[<--] Return to the list of AI and ANN lectures

Overview of artificial neural networks

Sorry! Some of the equations and diagrams are missing in this web version of the lecture!

This is the beginning of a series of lectures on Artificial Neural Nets - often I'll just say "Neural Nets", as most people do. However, if you think that any biologists might be listening, you should be careful to qualify this with the word "artificial". Biologists are easily offended by people who use very simplistic models of interacting neurons and call them "Neural Nets". "Connectionist Computation" is a politically correct expression to use.

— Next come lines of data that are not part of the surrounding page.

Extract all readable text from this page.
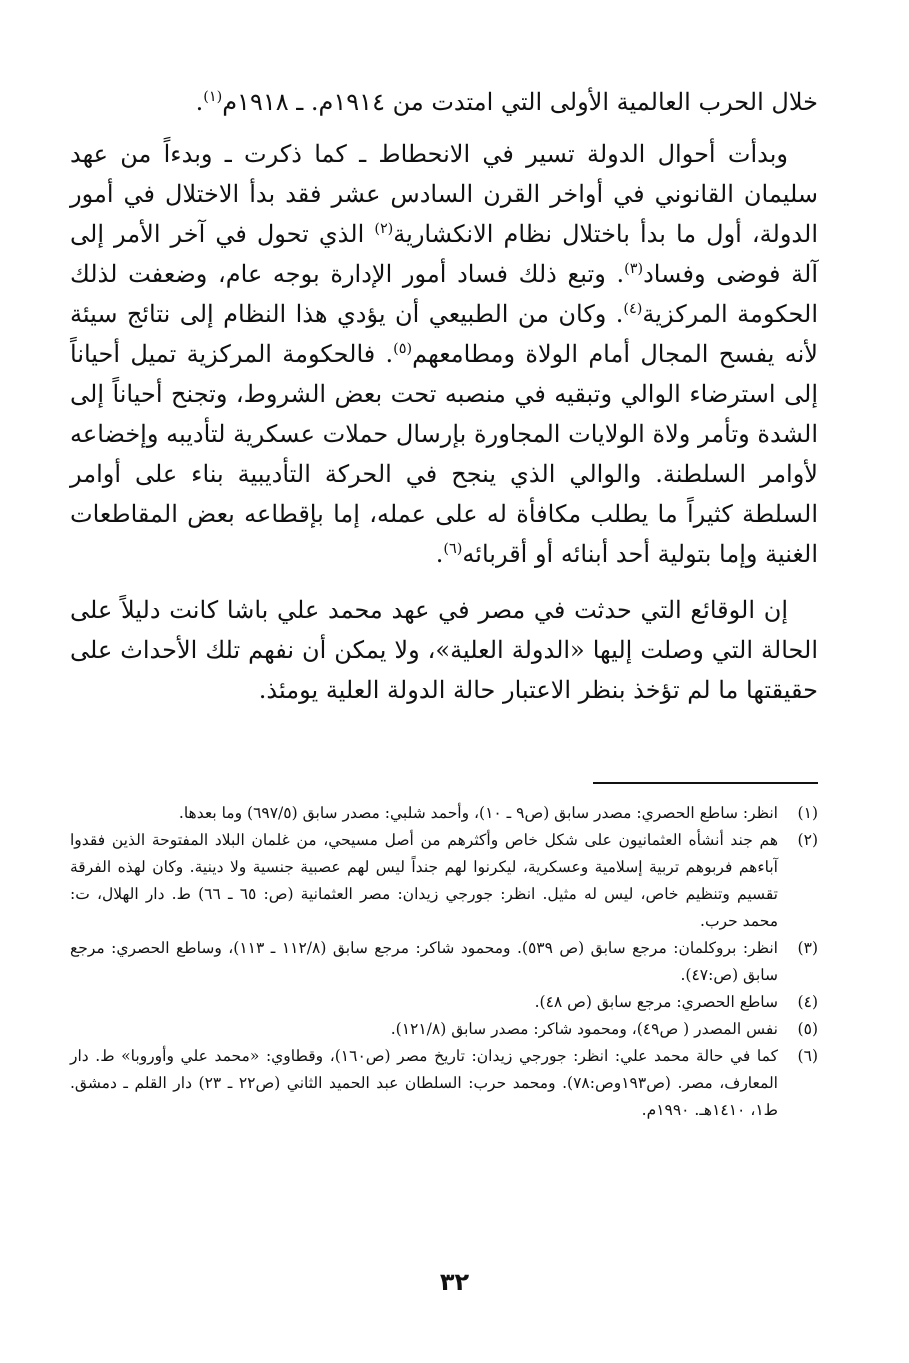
خلال الحرب العالمية الأولى التي امتدت من ١٩١٤م. ـ ١٩١٨م$^{(١)}$.

وبدأت أحوال الدولة تسير في الانحطاط ـ كما ذكرت ـ وبدءاً من عهد سليمان القانوني في أواخر القرن السادس عشر فقد بدأ الاختلال في أمور الدولة، أول ما بدأ باختلال نظام الانكشارية$^{(٢)}$ الذي تحول في آخر الأمر إلى آلة فوضى وفساد$^{(٣)}$. وتبع ذلك فساد أمور الإدارة بوجه عام، وضعفت لذلك الحكومة المركزية$^{(٤)}$. وكان من الطبيعي أن يؤدي هذا النظام إلى نتائج سيئة لأنه يفسح المجال أمام الولاة ومطامعهم$^{(٥)}$. فالحكومة المركزية تميل أحياناً إلى استرضاء الوالي وتبقيه في منصبه تحت بعض الشروط، وتجنح أحياناً إلى الشدة وتأمر ولاة الولايات المجاورة بإرسال حملات عسكرية لتأديبه وإخضاعه لأوامر السلطنة. والوالي الذي ينجح في الحركة التأديبية بناء على أوامر السلطة كثيراً ما يطلب مكافأة له على عمله، إما بإقطاعه بعض المقاطعات الغنية وإما بتولية أحد أبنائه أو أقربائه$^{(٦)}$.

إن الوقائع التي حدثت في مصر في عهد محمد علي باشا كانت دليلاً على الحالة التي وصلت إليها «الدولة العلية»، ولا يمكن أن نفهم تلك الأحداث على حقيقتها ما لم تؤخذ بنظر الاعتبار حالة الدولة العلية يومئذ.

(١)
انظر: ساطع الحصري: مصدر سابق (ص٩ ـ ١٠)، وأحمد شلبي: مصدر سابق (٦٩٧/٥) وما بعدها.
(٢)
هم جند أنشأه العثمانيون على شكل خاص وأكثرهم من أصل مسيحي، من غلمان البلاد المفتوحة الذين فقدوا آباءهم فربوهم تربية إسلامية وعسكرية، ليكرنوا لهم جنداً ليس لهم عصبية جنسية ولا دينية. وكان لهذه الفرقة تقسيم وتنظيم خاص، ليس له مثيل. انظر: جورجي زيدان: مصر العثمانية (ص: ٦٥ ـ ٦٦) ط. دار الهلال، ت: محمد حرب.
(٣)
انظر: بروكلمان: مرجع سابق (ص ٥٣٩). ومحمود شاكر: مرجع سابق (١١٢/٨ ـ ١١٣)، وساطع الحصري: مرجع سابق (ص:٤٧).
(٤)
ساطع الحصري: مرجع سابق (ص ٤٨).
(٥)
نفس المصدر ( ص٤٩)، ومحمود شاكر: مصدر سابق (١٢١/٨).
(٦)
كما في حالة محمد علي: انظر: جورجي زيدان: تاريخ مصر (ص١٦٠)، وقطاوي: «محمد علي وأوروبا» ط. دار المعارف، مصر. (ص١٩٣وص:٧٨). ومحمد حرب: السلطان عبد الحميد الثاني (ص٢٢ ـ ٢٣) دار القلم ـ دمشق. ط١، ١٤١٠هـ. ١٩٩٠م.
٣٢
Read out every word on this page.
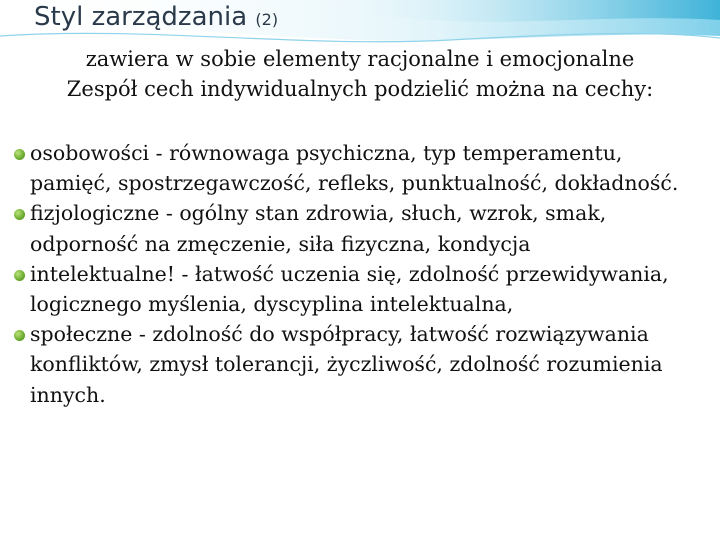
Styl zarządzania (2)
zawiera w sobie elementy racjonalne i emocjonalne
Zespół cech indywidualnych podzielić można na cechy:
osobowości - równowaga psychiczna, typ temperamentu, pamięć, spostrzegawczość, refleks, punktualność, dokładność.
fizjologiczne - ogólny stan zdrowia, słuch, wzrok, smak, odporność na zmęczenie, siła fizyczna, kondycja
intelektualne! - łatwość uczenia się, zdolność przewidywania, logicznego myślenia, dyscyplina intelektualna,
społeczne - zdolność do współpracy, łatwość rozwiązywania konfliktów, zmysł tolerancji, życzliwość, zdolność rozumienia innych.
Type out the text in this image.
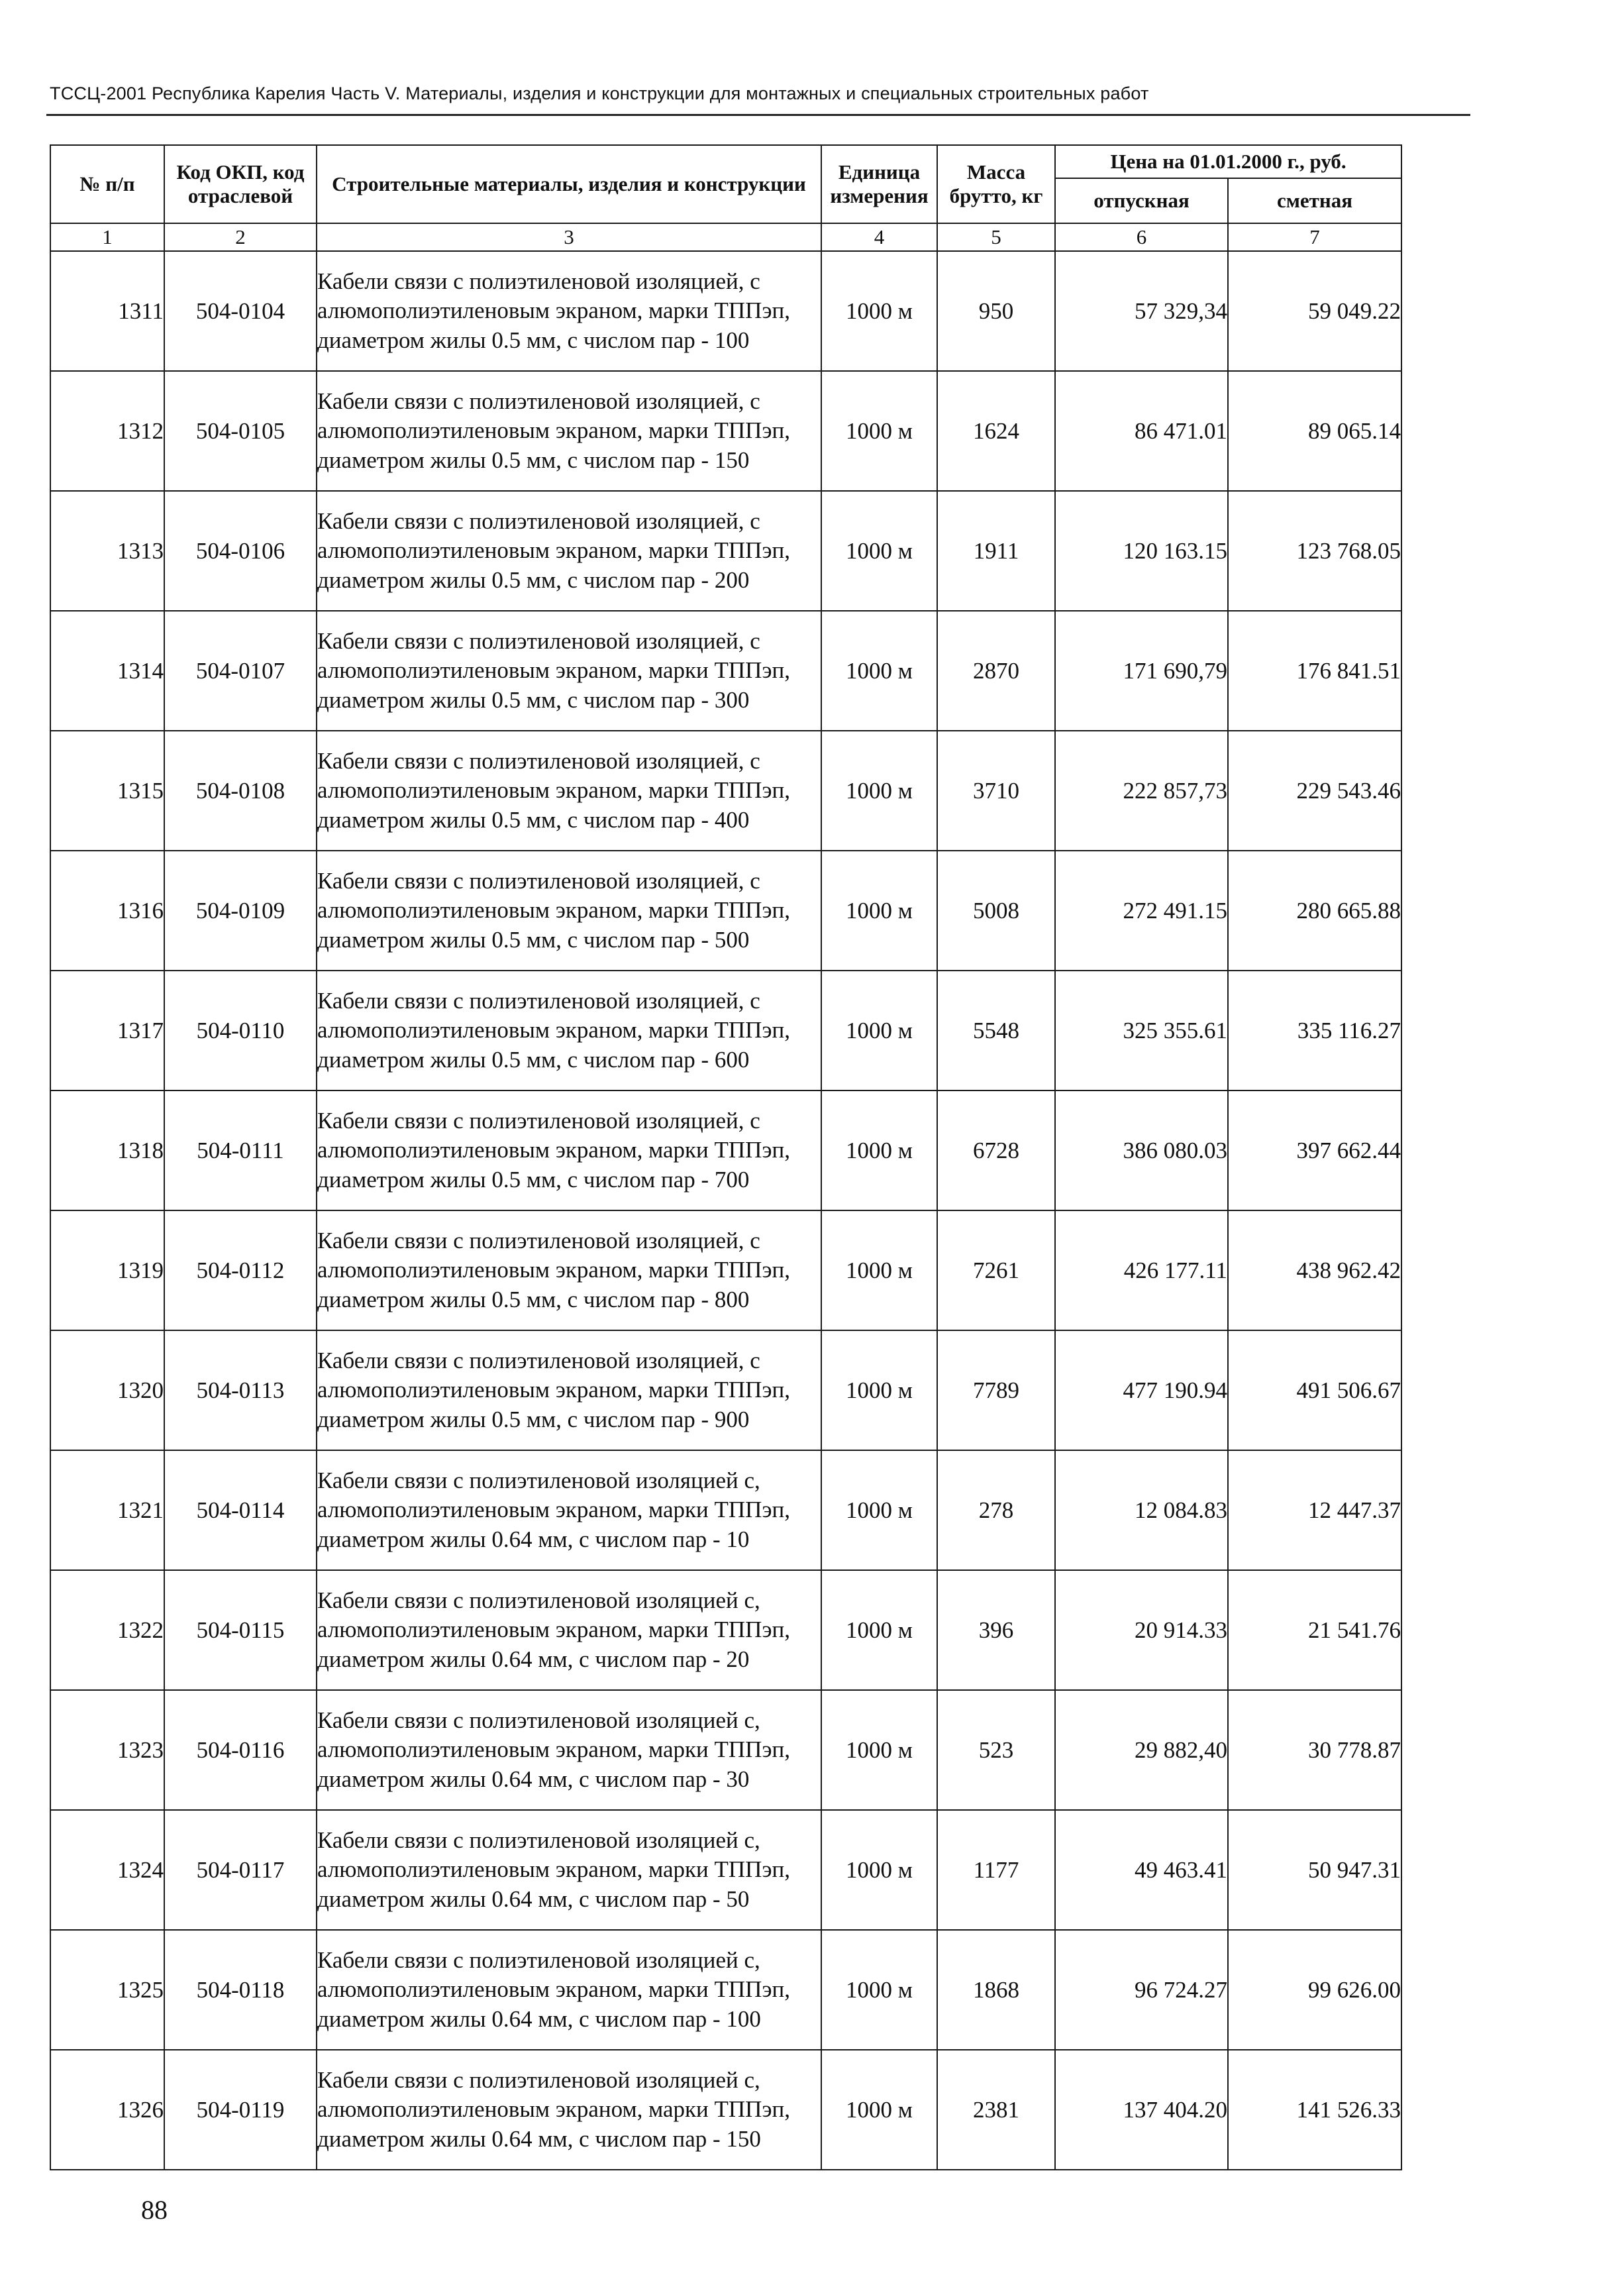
ТССЦ-2001 Республика Карелия Часть V. Материалы, изделия и конструкции для монтажных и специальных строительных работ
№ п/п	Код ОКП, код отраслевой	Строительные материалы, изделия и конструкции	Единица измерения	Масса брутто, кг	Цена на 01.01.2000 г., руб.	
					отпускная	сметная
1	2	3	4	5	6	7
1311	504-0104	Кабели связи с полиэтиленовой изоляцией, с алюмополиэтиленовым экраном, марки ТППэп, диаметром жилы 0.5 мм, с числом пар - 100	1000 м	950	57 329,34	59 049.22
1312	504-0105	Кабели связи с полиэтиленовой изоляцией, с алюмополиэтиленовым экраном, марки ТППэп, диаметром жилы 0.5 мм, с числом пар - 150	1000 м	1624	86 471.01	89 065.14
1313	504-0106	Кабели связи с полиэтиленовой изоляцией, с алюмополиэтиленовым экраном, марки ТППэп, диаметром жилы 0.5 мм, с числом пар - 200	1000 м	1911	120 163.15	123 768.05
1314	504-0107	Кабели связи с полиэтиленовой изоляцией, с алюмополиэтиленовым экраном, марки ТППэп, диаметром жилы 0.5 мм, с числом пар - 300	1000 м	2870	171 690,79	176 841.51
1315	504-0108	Кабели связи с полиэтиленовой изоляцией, с алюмополиэтиленовым экраном, марки ТППэп, диаметром жилы 0.5 мм, с числом пар - 400	1000 м	3710	222 857,73	229 543.46
1316	504-0109	Кабели связи с полиэтиленовой изоляцией, с алюмополиэтиленовым экраном, марки ТППэп, диаметром жилы 0.5 мм, с числом пар - 500	1000 м	5008	272 491.15	280 665.88
1317	504-0110	Кабели связи с полиэтиленовой изоляцией, с алюмополиэтиленовым экраном, марки ТППэп, диаметром жилы 0.5 мм, с числом пар - 600	1000 м	5548	325 355.61	335 116.27
1318	504-0111	Кабели связи с полиэтиленовой изоляцией, с алюмополиэтиленовым экраном, марки ТППэп, диаметром жилы 0.5 мм, с числом пар - 700	1000 м	6728	386 080.03	397 662.44
1319	504-0112	Кабели связи с полиэтиленовой изоляцией, с алюмополиэтиленовым экраном, марки ТППэп, диаметром жилы 0.5 мм, с числом пар - 800	1000 м	7261	426 177.11	438 962.42
1320	504-0113	Кабели связи с полиэтиленовой изоляцией, с алюмополиэтиленовым экраном, марки ТППэп, диаметром жилы 0.5 мм, с числом пар - 900	1000 м	7789	477 190.94	491 506.67
1321	504-0114	Кабели связи с полиэтиленовой изоляцией с, алюмополиэтиленовым экраном, марки ТППэп, диаметром жилы 0.64 мм, с числом пар - 10	1000 м	278	12 084.83	12 447.37
1322	504-0115	Кабели связи с полиэтиленовой изоляцией с, алюмополиэтиленовым экраном, марки ТППэп, диаметром жилы 0.64 мм, с числом пар - 20	1000 м	396	20 914.33	21 541.76
1323	504-0116	Кабели связи с полиэтиленовой изоляцией с, алюмополиэтиленовым экраном, марки ТППэп, диаметром жилы 0.64 мм, с числом пар - 30	1000 м	523	29 882,40	30 778.87
1324	504-0117	Кабели связи с полиэтиленовой изоляцией с, алюмополиэтиленовым экраном, марки ТППэп, диаметром жилы 0.64 мм, с числом пар - 50	1000 м	1177	49 463.41	50 947.31
1325	504-0118	Кабели связи с полиэтиленовой изоляцией с, алюмополиэтиленовым экраном, марки ТППэп, диаметром жилы 0.64 мм, с числом пар - 100	1000 м	1868	96 724.27	99 626.00
1326	504-0119	Кабели связи с полиэтиленовой изоляцией с, алюмополиэтиленовым экраном, марки ТППэп, диаметром жилы 0.64 мм, с числом пар - 150	1000 м	2381	137 404.20	141 526.33
88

Our goal here is to try to identify what sorts of things should go into a simple model of what we might call "biologically-inspired computation". We can't model the brain down to every level of detail, so we have to decide what features are important for the types of computation which are performed by the brain. With any sort of modeling of a complicated system, this question comes up.

Someone once said that if we really wanted biological realism, then airplanes should have feathers. Then, there is the story of the physicist who was going to model a race horse to predict the winner of a horse race. ("First, let us assume a spherical horse ...") We don't want our model to be either an airplane with feathers or a spherical horse. The decision to leave out certain details should be an informed one, not based on ignorance of the details.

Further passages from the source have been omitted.